Greece will take another step away from full-on crisis mode on Monday by opening its stock market for the first time in five weeks, although immediate heavy losses are expected.
Trading on the Athens bourse was suspended in late June as part of capital controls imposed to stem a debilitating outflow of euros that threatened to collapse Greece’s banks and hurl the indebted country out of the euro zone.
Since then, Athens has agreed a framework bailout plan with its European Union partners in exchange for stringent reforms and budget austerity. But implementation of the deal is some way off, keeping alive political and economic stability concerns.
Market players in Greece and elsewhere are expecting stocks to fall sharply when the market opens at 0730 GMT.
Ilya Feygin, managing director at WallachBeth Capital, estimated late last week that losses could be in the region of 19 to 22 percent. Takis Zamanis, chief trader at Beta Securities, agreed and went further, suggesting no single share would gain on the day.
Part of this is based on what has happened to Greek assets traded in the United States.
The “GREK” exchange traded fund (ETF) — comprised of U.S. market listings of Greek companies — fell around 20 percent in July. A similar loss was seen in U.S.-listed securities issued by National Bank of Greece .

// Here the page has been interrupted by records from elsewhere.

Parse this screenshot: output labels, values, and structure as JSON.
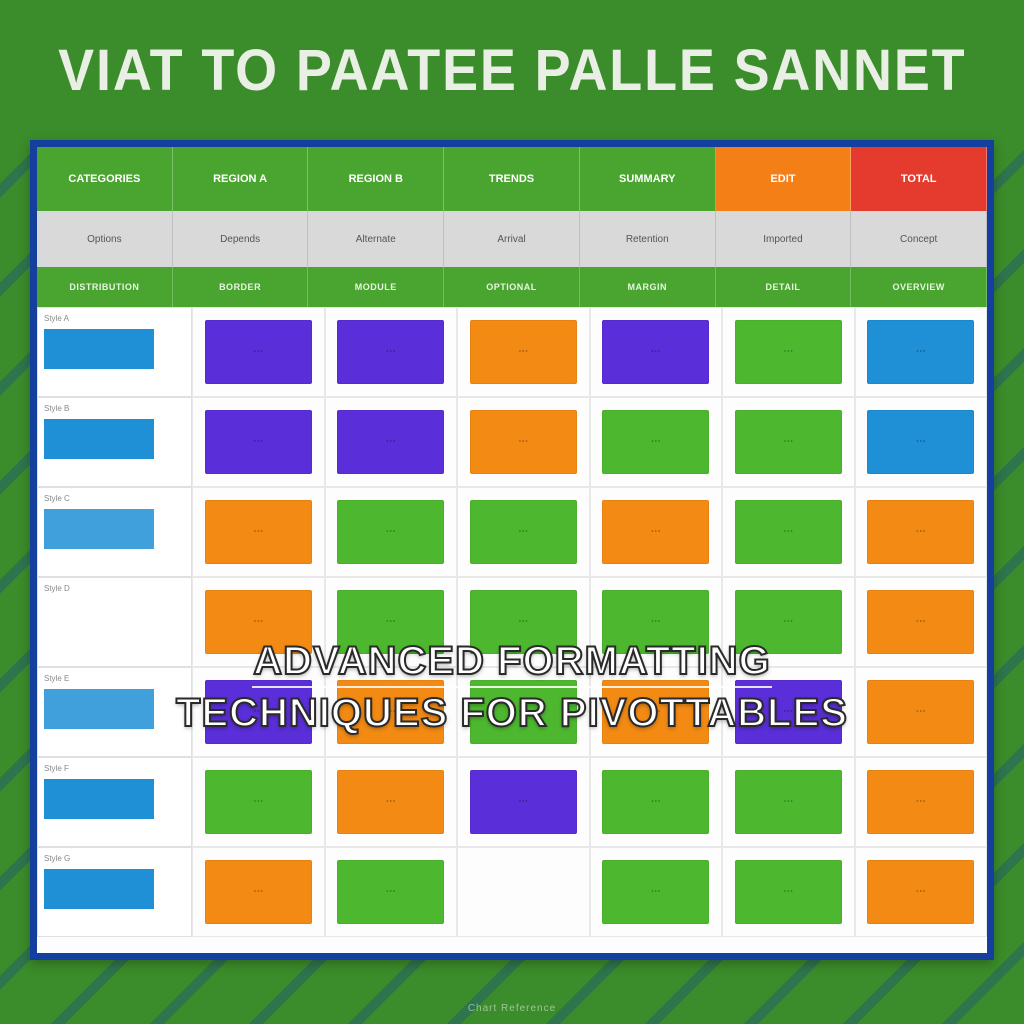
{
  "banner": {
    "title": "VIAT TO PAATEE PALLE SANNET"
  },
  "toprow": [
    {
      "label": "CATEGORIES",
      "cls": "green"
    },
    {
      "label": "REGION A",
      "cls": "green"
    },
    {
      "label": "REGION B",
      "cls": "green"
    },
    {
      "label": "TRENDS",
      "cls": "green"
    },
    {
      "label": "SUMMARY",
      "cls": "green"
    },
    {
      "label": "EDIT",
      "cls": "orange"
    },
    {
      "label": "TOTAL",
      "cls": "red"
    }
  ],
  "sub1": [
    "Options",
    "Depends",
    "Alternate",
    "Arrival",
    "Retention",
    "Imported",
    "Concept"
  ],
  "sub2": [
    "DISTRIBUTION",
    "BORDER",
    "MODULE",
    "OPTIONAL",
    "MARGIN",
    "DETAIL",
    "OVERVIEW"
  ],
  "rows": [
    {
      "label": "Style A",
      "blk": "blue",
      "tiles": [
        "purple",
        "purple",
        "orange",
        "purple",
        "green",
        "blue"
      ]
    },
    {
      "label": "Style B",
      "blk": "blue",
      "tiles": [
        "purple",
        "purple",
        "orange",
        "green",
        "green",
        "blue"
      ]
    },
    {
      "label": "Style C",
      "blk": "lblue",
      "tiles": [
        "orange",
        "green",
        "green",
        "orange",
        "green",
        "orange"
      ]
    },
    {
      "label": "Style D",
      "blk": "empty",
      "tiles": [
        "orange",
        "green",
        "green",
        "green",
        "green",
        "orange"
      ]
    },
    {
      "label": "Style E",
      "blk": "lblue",
      "tiles": [
        "purple",
        "orange",
        "green",
        "orange",
        "purple",
        "orange"
      ]
    },
    {
      "label": "Style F",
      "blk": "blue",
      "tiles": [
        "green",
        "orange",
        "purple",
        "green",
        "green",
        "orange"
      ]
    },
    {
      "label": "Style G",
      "blk": "blue",
      "tiles": [
        "orange",
        "green",
        "empty",
        "green",
        "green",
        "orange"
      ]
    }
  ],
  "overlay": {
    "l1": "ADVANCED FORMATTING",
    "l2": "TECHNIQUES FOR PIVOTTABLES"
  },
  "footer": "Chart Reference"
}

The Athens General Index has fluctuated sharply this year, which has seen left-wing Prime Minister Alexis Tsipras’s newly elected Syriza government wrangle with European Union and International Monetary Fund lenders in bitter bailout talks.
Traders are expecting losses for a number of reasons that all weigh on the bourse. There is concern, for example, that negotiations on a new bailout will again become bogged down, leaving the government and banks perilously short of cash.
A report on Sunday in Avgi newspaper, which is close to Syriza, said the government was seeking 24 billion euros ($26.37 billion) in a first tranche of bailout aid from international lenders in August.
Of this, the newspaper said, 10 billion euros was earmarked for an initial recapitalisation of Greek banks, 7.16 billion euros to repay an emergency bridge loan and 3.2 billion euros to repay Greek bonds held by the European Central Bank and others.
The European Commission, however, believes an agreement in August is unlikely and that a new bridge loan will be needed.
This all puts Greek banking sector shares in the spotlight. Recapitalisation, both long- and short-term, waters down the value of existing shares. The banks are also not making profits this year and have lots of bad loans.
With banking shares comprising 20 percent of the overall bourse, this does not bode well for Monday.
Similarly, Greeks themselves will be severely restricted in what they can do.
In order to limit the possibility of using shares as part of euro-flight, the government and ECB have said no extra money can be withdrawn by Greeks from deposit accounts to buy shares.
Greece’s dismal economic prospects may also weigh on the market. The European Commission says the Greek economy will contract 2 to 4 percent this year, a return to the recession that plagued the country for six years until 2014.